Tuesday, June 15, 2010

the road ahead

as i allowed the car in front of me to dictate the flow of traffic on route 70 east around 1 am, i noticed how bright the roads were lit. it was really neat to see everything illuminated. then, i glanced back in my rearview and saw complete darkness with a hint of red from my tail lights. there's truth in the saying, "when you want something done right, you have to do it yourself." who else would light the road that you travel for you if not for you? i've been better at reaching for what i want and stating my preferences. how else would anyone know what you like if you don't tell them?
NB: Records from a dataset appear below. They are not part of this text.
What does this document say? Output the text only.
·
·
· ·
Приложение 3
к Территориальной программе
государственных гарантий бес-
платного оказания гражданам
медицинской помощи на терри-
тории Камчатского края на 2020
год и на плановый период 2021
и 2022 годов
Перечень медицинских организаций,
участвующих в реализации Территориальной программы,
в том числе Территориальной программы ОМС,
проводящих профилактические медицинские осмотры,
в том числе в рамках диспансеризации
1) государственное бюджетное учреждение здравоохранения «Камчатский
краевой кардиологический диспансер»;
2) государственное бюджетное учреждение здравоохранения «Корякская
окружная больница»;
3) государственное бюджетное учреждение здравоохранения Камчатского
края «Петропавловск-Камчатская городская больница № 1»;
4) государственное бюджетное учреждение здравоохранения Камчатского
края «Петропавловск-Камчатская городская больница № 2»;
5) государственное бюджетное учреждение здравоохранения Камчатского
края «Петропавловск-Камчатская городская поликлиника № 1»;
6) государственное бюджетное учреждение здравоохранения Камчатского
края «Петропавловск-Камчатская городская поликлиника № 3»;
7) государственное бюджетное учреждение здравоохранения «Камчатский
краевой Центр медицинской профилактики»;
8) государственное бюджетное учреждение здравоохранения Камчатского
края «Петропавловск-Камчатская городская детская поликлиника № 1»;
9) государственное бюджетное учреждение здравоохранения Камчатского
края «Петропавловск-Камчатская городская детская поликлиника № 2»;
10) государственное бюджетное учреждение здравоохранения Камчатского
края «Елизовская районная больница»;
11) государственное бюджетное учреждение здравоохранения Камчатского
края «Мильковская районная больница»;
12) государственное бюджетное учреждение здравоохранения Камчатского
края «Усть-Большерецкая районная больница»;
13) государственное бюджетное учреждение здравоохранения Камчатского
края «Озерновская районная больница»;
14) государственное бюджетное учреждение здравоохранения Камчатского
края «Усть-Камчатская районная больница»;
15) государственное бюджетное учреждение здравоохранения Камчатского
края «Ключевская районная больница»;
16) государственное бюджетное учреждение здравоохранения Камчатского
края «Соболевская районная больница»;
around 7:20 pm, i drove my parents to philadelphia to meet up with dave and vi. it was a wonderful drive... straight west on 37 and 70. we met up in chinatown and had dinner at penang. yum, the roti kanai and chicken and noodles... all so yummy. then vi let me drive the pathfinder to their apt while dave drove our parents. i still have bad memories from when i was 17 and am kind of uncomfortable driving sometimes. i have to watch the road divider in my side view mirrors and rationalize that there is no way i can collide with cars if we both stay on our side of the road. peanut happily greeted us, and we checked out dave's finished basement. it looks awesome. dave and vi surprised me with a vanilla-chocolate-cookie crunch ice cream cake for my medical school acceptance. it was wonderful. i gave dave his early birthday present and vi a belated birthday present. it was a lovely time. on the drive back around midnight, my dad and i had a long conversation about bp, driving, changes from nj/ny to nh, cost vs worth, how to correctly say 510 in cantonese (mm bak yut sup, instead of the assumed mm bak sup), etc etc. i would also break into song every once in awhile, like the acoustic version of heaven, you belong with me, and omg. haha. good times.

beside all that, i felt agitated today over little things that couldn't be helped, like the late delivery man, unfamiliar parking in philadelphia and my mother's repetition. i need to learn to be more patient... because if i can't just go with the flow, it will certainly be a long and stressful road ahead.